AtrásAsesor Autofinanciera S.A.S. es una entidad dedicada a la financiación y adquisición de vehículos bajo el modelo de autofinanciamiento, una modalidad diferente al crédito bancario tradicional que opera mediante grupos de ahorro programado. Ubicada en la Avenida Calle 2 Sur #35-15, piso 1, dentro de la Agencia Madiautos en el barrio La Porciúncula, localidad de Chapinero, Bogotá, esta oficina se presenta como una alternativa para quienes buscan conseguir su vehículo nuevo o usado sin tener que recurrir directamente a una entidad bancaria convencional.

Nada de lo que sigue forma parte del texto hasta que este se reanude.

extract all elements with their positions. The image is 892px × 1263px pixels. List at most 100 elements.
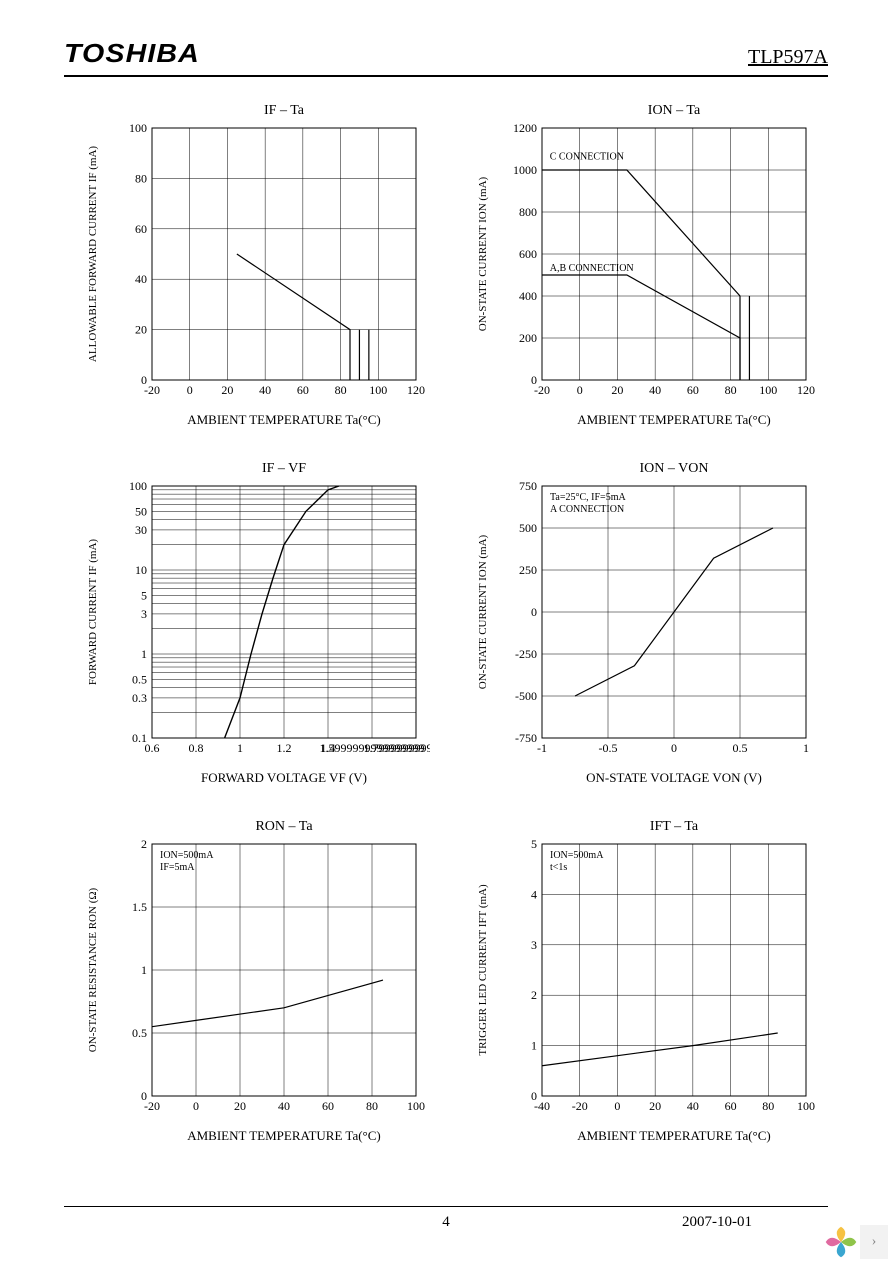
svg-text:1000: 1000 bbox=[513, 163, 537, 177]
svg-text:100: 100 bbox=[759, 383, 777, 397]
svg-text:60: 60 bbox=[322, 1099, 334, 1113]
svg-text:RON – Ta: RON – Ta bbox=[255, 819, 313, 834]
svg-text:40: 40 bbox=[135, 272, 147, 286]
svg-text:0: 0 bbox=[671, 741, 677, 755]
chart-ion-ta: ION – Ta-2002040608010012002004006008001… bbox=[470, 100, 820, 430]
svg-text:-250: -250 bbox=[515, 647, 537, 661]
svg-text:20: 20 bbox=[611, 383, 623, 397]
svg-text:0: 0 bbox=[531, 1089, 537, 1103]
footer-date: 2007-10-01 bbox=[682, 1214, 752, 1231]
svg-text:20: 20 bbox=[234, 1099, 246, 1113]
svg-text:80: 80 bbox=[135, 171, 147, 185]
svg-text:A CONNECTION: A CONNECTION bbox=[550, 504, 624, 515]
svg-text:0: 0 bbox=[577, 383, 583, 397]
svg-text:AMBIENT TEMPERATURE Ta(°C): AMBIENT TEMPERATURE Ta(°C) bbox=[187, 412, 381, 427]
svg-text:1: 1 bbox=[237, 741, 243, 755]
svg-text:t<1s: t<1s bbox=[550, 862, 567, 873]
svg-text:0: 0 bbox=[531, 373, 537, 387]
chart-if-ta: IF – Ta-20020406080100120020406080100AMB… bbox=[80, 100, 430, 430]
svg-text:AMBIENT TEMPERATURE Ta(°C): AMBIENT TEMPERATURE Ta(°C) bbox=[577, 412, 771, 427]
svg-text:1: 1 bbox=[803, 741, 809, 755]
chart-ion-von: ION – VON-1-0.500.51-750-500-25002505007… bbox=[470, 458, 820, 788]
viewer-next-button[interactable]: › bbox=[860, 1225, 888, 1259]
svg-text:5: 5 bbox=[531, 837, 537, 851]
svg-text:100: 100 bbox=[129, 479, 147, 493]
svg-text:IF=5mA: IF=5mA bbox=[160, 862, 195, 873]
part-number: TLP597A bbox=[748, 46, 828, 69]
svg-text:750: 750 bbox=[519, 479, 537, 493]
svg-text:ION=500mA: ION=500mA bbox=[160, 850, 214, 861]
svg-text:20: 20 bbox=[135, 323, 147, 337]
svg-text:100: 100 bbox=[797, 1099, 815, 1113]
svg-text:400: 400 bbox=[519, 289, 537, 303]
svg-text:Ta=25°C, IF=5mA: Ta=25°C, IF=5mA bbox=[550, 492, 626, 503]
svg-text:0: 0 bbox=[614, 1099, 620, 1113]
svg-text:80: 80 bbox=[366, 1099, 378, 1113]
svg-text:40: 40 bbox=[278, 1099, 290, 1113]
svg-text:IF – VF: IF – VF bbox=[262, 461, 306, 476]
svg-text:-0.5: -0.5 bbox=[599, 741, 618, 755]
svg-text:-20: -20 bbox=[572, 1099, 588, 1113]
svg-text:-500: -500 bbox=[515, 689, 537, 703]
svg-text:IF – Ta: IF – Ta bbox=[264, 103, 305, 118]
svg-text:4: 4 bbox=[531, 887, 537, 901]
svg-text:3: 3 bbox=[531, 938, 537, 952]
viewer-logo-icon bbox=[824, 1225, 858, 1259]
svg-text:0: 0 bbox=[141, 1089, 147, 1103]
svg-text:2: 2 bbox=[531, 988, 537, 1002]
chart-if-vf: IF – VF0.60.811.21.41.59999999999999991.… bbox=[80, 458, 430, 788]
svg-text:0.8: 0.8 bbox=[189, 741, 204, 755]
svg-text:AMBIENT TEMPERATURE Ta(°C): AMBIENT TEMPERATURE Ta(°C) bbox=[187, 1128, 381, 1143]
svg-text:120: 120 bbox=[407, 383, 425, 397]
svg-text:A,B CONNECTION: A,B CONNECTION bbox=[550, 263, 634, 274]
svg-text:1.2: 1.2 bbox=[277, 741, 292, 755]
brand-logo: TOSHIBA bbox=[64, 38, 200, 69]
svg-text:0.5: 0.5 bbox=[132, 1026, 147, 1040]
svg-text:ON-STATE CURRENT ION (mA): ON-STATE CURRENT ION (mA) bbox=[477, 534, 489, 689]
svg-text:250: 250 bbox=[519, 563, 537, 577]
svg-text:60: 60 bbox=[297, 383, 309, 397]
svg-text:1200: 1200 bbox=[513, 121, 537, 135]
svg-text:80: 80 bbox=[762, 1099, 774, 1113]
viewer-corner-widget: › bbox=[824, 1225, 888, 1259]
svg-text:50: 50 bbox=[135, 504, 147, 518]
svg-text:40: 40 bbox=[259, 383, 271, 397]
svg-text:-1: -1 bbox=[537, 741, 547, 755]
svg-text:ON-STATE VOLTAGE VON (V): ON-STATE VOLTAGE VON (V) bbox=[586, 770, 762, 785]
svg-text:40: 40 bbox=[687, 1099, 699, 1113]
svg-text:0: 0 bbox=[193, 1099, 199, 1113]
chart-ift-ta: IFT – Ta-40-20020406080100012345ION=500m… bbox=[470, 816, 820, 1146]
svg-text:5: 5 bbox=[141, 588, 147, 602]
svg-text:10: 10 bbox=[135, 563, 147, 577]
charts-grid: IF – Ta-20020406080100120020406080100AMB… bbox=[80, 100, 820, 1174]
svg-text:FORWARD CURRENT IF (mA): FORWARD CURRENT IF (mA) bbox=[87, 539, 99, 686]
svg-text:600: 600 bbox=[519, 247, 537, 261]
svg-text:AMBIENT TEMPERATURE Ta(°C): AMBIENT TEMPERATURE Ta(°C) bbox=[577, 1128, 771, 1143]
svg-text:ON-STATE CURRENT ION (mA): ON-STATE CURRENT ION (mA) bbox=[477, 176, 489, 331]
svg-text:0: 0 bbox=[141, 373, 147, 387]
svg-text:120: 120 bbox=[797, 383, 815, 397]
svg-text:0.5: 0.5 bbox=[132, 672, 147, 686]
svg-text:100: 100 bbox=[129, 121, 147, 135]
svg-text:2: 2 bbox=[141, 837, 147, 851]
svg-text:FORWARD VOLTAGE VF (V): FORWARD VOLTAGE VF (V) bbox=[201, 770, 367, 785]
svg-text:60: 60 bbox=[687, 383, 699, 397]
svg-text:30: 30 bbox=[135, 523, 147, 537]
svg-text:3: 3 bbox=[141, 607, 147, 621]
svg-text:1.7999999999999998: 1.7999999999999998 bbox=[364, 741, 431, 755]
svg-text:0.1: 0.1 bbox=[132, 731, 147, 745]
svg-text:1: 1 bbox=[531, 1039, 537, 1053]
chart-ron-ta: RON – Ta-2002040608010000.511.52ION=500m… bbox=[80, 816, 430, 1146]
svg-text:1: 1 bbox=[141, 963, 147, 977]
svg-text:ION=500mA: ION=500mA bbox=[550, 850, 604, 861]
svg-text:0: 0 bbox=[187, 383, 193, 397]
svg-text:40: 40 bbox=[649, 383, 661, 397]
page-header: TOSHIBA TLP597A bbox=[64, 38, 828, 77]
svg-text:IFT – Ta: IFT – Ta bbox=[650, 819, 699, 834]
svg-text:0: 0 bbox=[531, 605, 537, 619]
svg-text:20: 20 bbox=[649, 1099, 661, 1113]
svg-text:TRIGGER LED CURRENT IFT (mA): TRIGGER LED CURRENT IFT (mA) bbox=[477, 884, 489, 1056]
page-number: 4 bbox=[0, 1214, 892, 1231]
svg-text:1.5: 1.5 bbox=[132, 900, 147, 914]
svg-text:ION – Ta: ION – Ta bbox=[648, 103, 701, 118]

Antes de profundizar en los detalles de esta empresa, conviene entender cómo operan las autofinancieras y las consultoras financieras especializadas en este segmento en Colombia. A diferencia de un préstamo tradicional, en una autofinanciera el cliente abona cuotas periódicas (generalmente mensuales) y participa en sorteos o asambleas donde se asignan los vehículos a quienes resulten seleccionados. El dinero que se paga no solo cubre el valor del crédito, sino que conforma un ahorro que, en teoría, se devuelve al culminar el proceso. No obstante, la operación real de estas consultoras de crédito vehicular suele ser más compleja de lo que aparenta, y Asesor Autofinanciera no escapa a esa realidad.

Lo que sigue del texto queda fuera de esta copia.